Why does this matter to dividend growth investors? In a falling interest rate environment, bond yields fall and the relative attractiveness of dividend growth equities increases. Most bonds typically only provide fixed nominal income, which doesn’t grow and gets eroded by rising inflation. Lower bond yields also theoretically limit potential future bond capital appreciation. Growing dividend payments provide an alternative to stagnant fixed income coupons while retaining the potential for higher capital appreciation. Versus the broader equity market, dividend growth equities have also historically performed well during falling interest rate regimes (Figure 3).
Figure 3: Dividend growth equities have outperformed the broader equity market when interest rates have fallen
Monthly change in the 10-year US Treasury Yield, plotted against the monthly excess return of the S&P 500 Dividend Aristocrats Index versus the S&P 500 Index, over the past 10 years (6/30/2009 - 6/30/2019)
Source: Bloomberg, L.P. Past performance does not guarantee future results. An investment cannot be made directly into an index.
Macro Factor 3: Inflation uncertainty. While US inflation has been benign in recent years, that doesn’t mean that inflation will remain permanently subdued. Additionally, certain expenses, such as health care, have historically risen significantly faster than overall inflation.
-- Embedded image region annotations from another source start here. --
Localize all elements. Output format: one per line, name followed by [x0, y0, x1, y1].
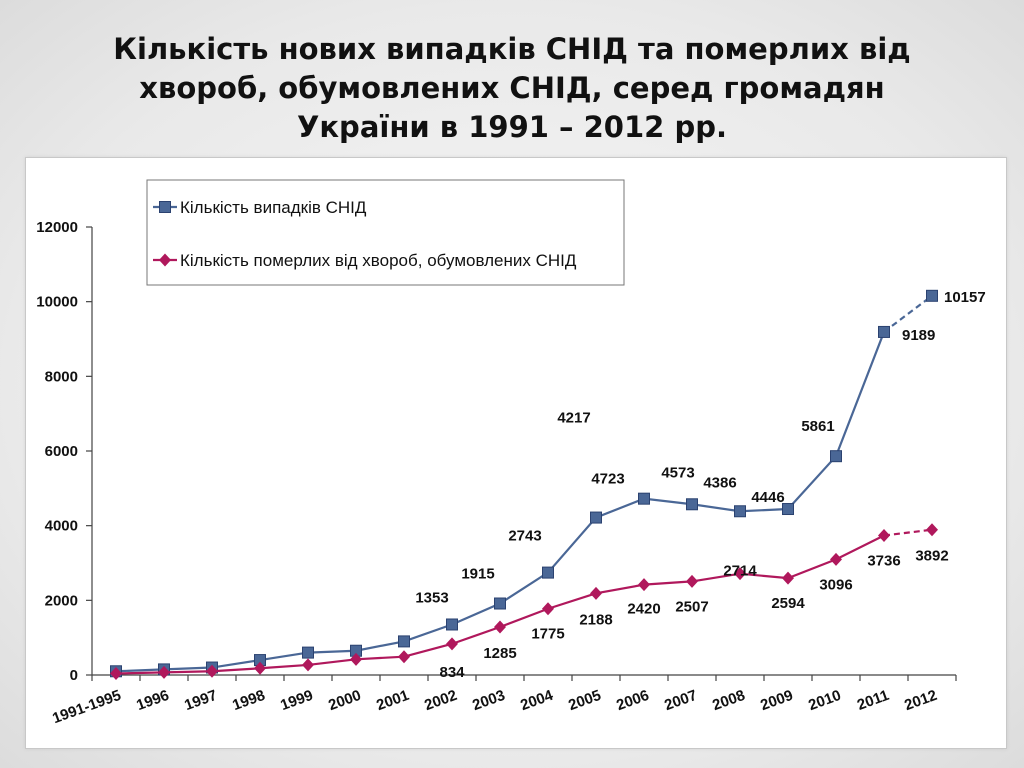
legend-marker-1 — [159, 201, 171, 213]
series-1-data-label: 9189 — [902, 327, 935, 344]
x-tick-label: 2002 — [422, 687, 459, 714]
title-line-2: хвороб, обумовлених СНІД, серед громадян — [139, 71, 885, 105]
slide-title: Кількість нових випадків СНІД та померли… — [60, 30, 964, 147]
y-tick-label: 6000 — [45, 443, 78, 460]
series-2-marker — [350, 652, 362, 666]
series-1-data-label: 4446 — [751, 489, 784, 506]
y-tick-label: 8000 — [45, 368, 78, 385]
series-2-marker — [638, 578, 650, 592]
series-1-data-label: 1915 — [461, 566, 494, 583]
series-2-marker — [398, 650, 410, 664]
x-tick-label: 2008 — [710, 687, 747, 714]
series-2-data-label: 3892 — [915, 548, 948, 565]
x-tick-label: 2010 — [806, 687, 843, 714]
series-2-data-label: 2507 — [675, 598, 708, 615]
title-line-1: Кількість нових випадків СНІД та померли… — [113, 32, 911, 66]
series-1-data-label: 4217 — [557, 410, 590, 427]
y-tick-label: 10000 — [36, 294, 78, 311]
series-1-data-label: 1353 — [415, 589, 448, 606]
title-line-3: України в 1991 – 2012 рр. — [297, 110, 727, 144]
x-tick-label: 2003 — [470, 687, 507, 714]
legend-label-2: Кількість померлих від хвороб, обумовлен… — [180, 251, 577, 270]
series-2-data-label: 2714 — [723, 563, 757, 580]
series-1-marker — [782, 503, 794, 516]
x-tick-label: 2007 — [662, 687, 699, 714]
x-tick-label: 2009 — [758, 687, 795, 714]
x-tick-label: 1998 — [230, 687, 267, 714]
series-2-data-label: 1775 — [531, 626, 564, 643]
series-2-dashed-segment — [883, 528, 933, 537]
legend-marker-2 — [159, 253, 171, 267]
series-2-marker — [542, 602, 554, 616]
x-tick-label: 2001 — [374, 687, 411, 714]
series-1-marker — [926, 289, 938, 302]
series-2-marker — [302, 658, 314, 672]
series-1-data-label: 4573 — [661, 464, 694, 481]
x-tick-label: 2012 — [902, 687, 939, 714]
series-1-marker — [494, 597, 506, 610]
series-2-marker — [254, 661, 266, 675]
series-1-marker — [638, 492, 650, 505]
series-2-marker — [686, 574, 698, 588]
legend-label-1: Кількість випадків СНІД — [180, 198, 367, 217]
series-1-marker — [590, 511, 602, 524]
x-tick-label: 2005 — [566, 687, 603, 714]
x-tick-label: 1997 — [182, 687, 219, 714]
series-2-marker — [494, 620, 506, 634]
series-1-marker — [302, 646, 314, 659]
y-tick-label: 12000 — [36, 219, 78, 236]
x-tick-label: 1996 — [134, 687, 171, 714]
line-chart: 0 2000 4000 6000 8000 10000 12000 1991-1995 1996… — [36, 179, 986, 728]
series-2-marker — [830, 552, 842, 566]
series-1-marker — [878, 325, 890, 338]
series-2-marker — [158, 665, 170, 679]
y-tick-label: 0 — [70, 667, 78, 684]
series-1-data-label: 10157 — [944, 289, 986, 306]
series-1-marker — [446, 618, 458, 631]
y-tick-label: 4000 — [45, 518, 78, 535]
x-tick-label: 2004 — [518, 687, 556, 715]
series-2-data-label: 3736 — [867, 553, 900, 570]
series-2-data-label: 3096 — [819, 576, 852, 593]
series-2-marker — [878, 529, 890, 543]
x-tick-label: 2011 — [855, 687, 891, 714]
x-tick-label: 2000 — [326, 687, 363, 714]
series-2-marker — [926, 523, 938, 537]
series-2-marker — [446, 637, 458, 651]
series-2-data-label: 2420 — [627, 601, 660, 618]
x-tick-label: 1999 — [278, 687, 315, 714]
x-tick-label: 1991-1995 — [50, 687, 123, 728]
series-1-dashed-segment — [883, 294, 933, 333]
series-1-marker — [398, 635, 410, 648]
x-tick-label: 2006 — [614, 687, 651, 714]
series-2-marker — [734, 567, 746, 581]
series-1-marker — [686, 498, 698, 511]
series-2-data-label: 2188 — [579, 611, 612, 628]
series-1-marker — [734, 505, 746, 518]
series-2-marker — [206, 664, 218, 678]
series-1-data-label: 4386 — [703, 474, 736, 491]
series-2-data-label: 1285 — [483, 645, 516, 662]
series-2-data-label: 834 — [439, 664, 465, 681]
series-1-marker — [542, 566, 554, 579]
series-2-marker — [782, 571, 794, 585]
legend-box — [146, 179, 625, 286]
series-1-marker — [830, 450, 842, 463]
series-1-data-label: 4723 — [591, 471, 624, 488]
series-2-marker — [590, 586, 602, 600]
series-1-data-label: 5861 — [801, 418, 834, 435]
series-1-data-label: 2743 — [508, 528, 541, 545]
series-2-marker — [110, 667, 122, 681]
y-tick-label: 2000 — [45, 592, 78, 609]
series-2-data-label: 2594 — [771, 595, 805, 612]
chart-panel: 0 2000 4000 6000 8000 10000 12000 1991-1995 1996… — [25, 157, 1007, 749]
Why does this matter to dividend growth investors? Dividend growth equities may provide a natural hedge against the potential impact of rising inflation. In the case of retirees relying on dividends for income, growing dividend payments may help keep pace with monthly expenses, which tend to rise at least in-line with inflation. And with rising life expectancies, retirement can last decades, so keeping up with inflation is essential to preserving one’s current lifestyle. Even at just 3% inflation, the purchasing power of $1 falls to $0.48 over 25 years.
Macro Factor 4: Aging demographics. Globally, the massive baby boomer generation is retiring and entering the de-accumulation phase of their lives. In the US alone, 10,000 people turn 65 each day.3
Why does this matter to dividend growth investors? Since dividend growth equities have historically provided an attractive mix of income growth, capital appreciation, and downside volatility mitigation, they are a popular investment choice with retirees. With stock prices partially influenced by supply and demand dynamics, the swelling population of retirees could provide a demographic tailwind to the demand for dividend growth equities.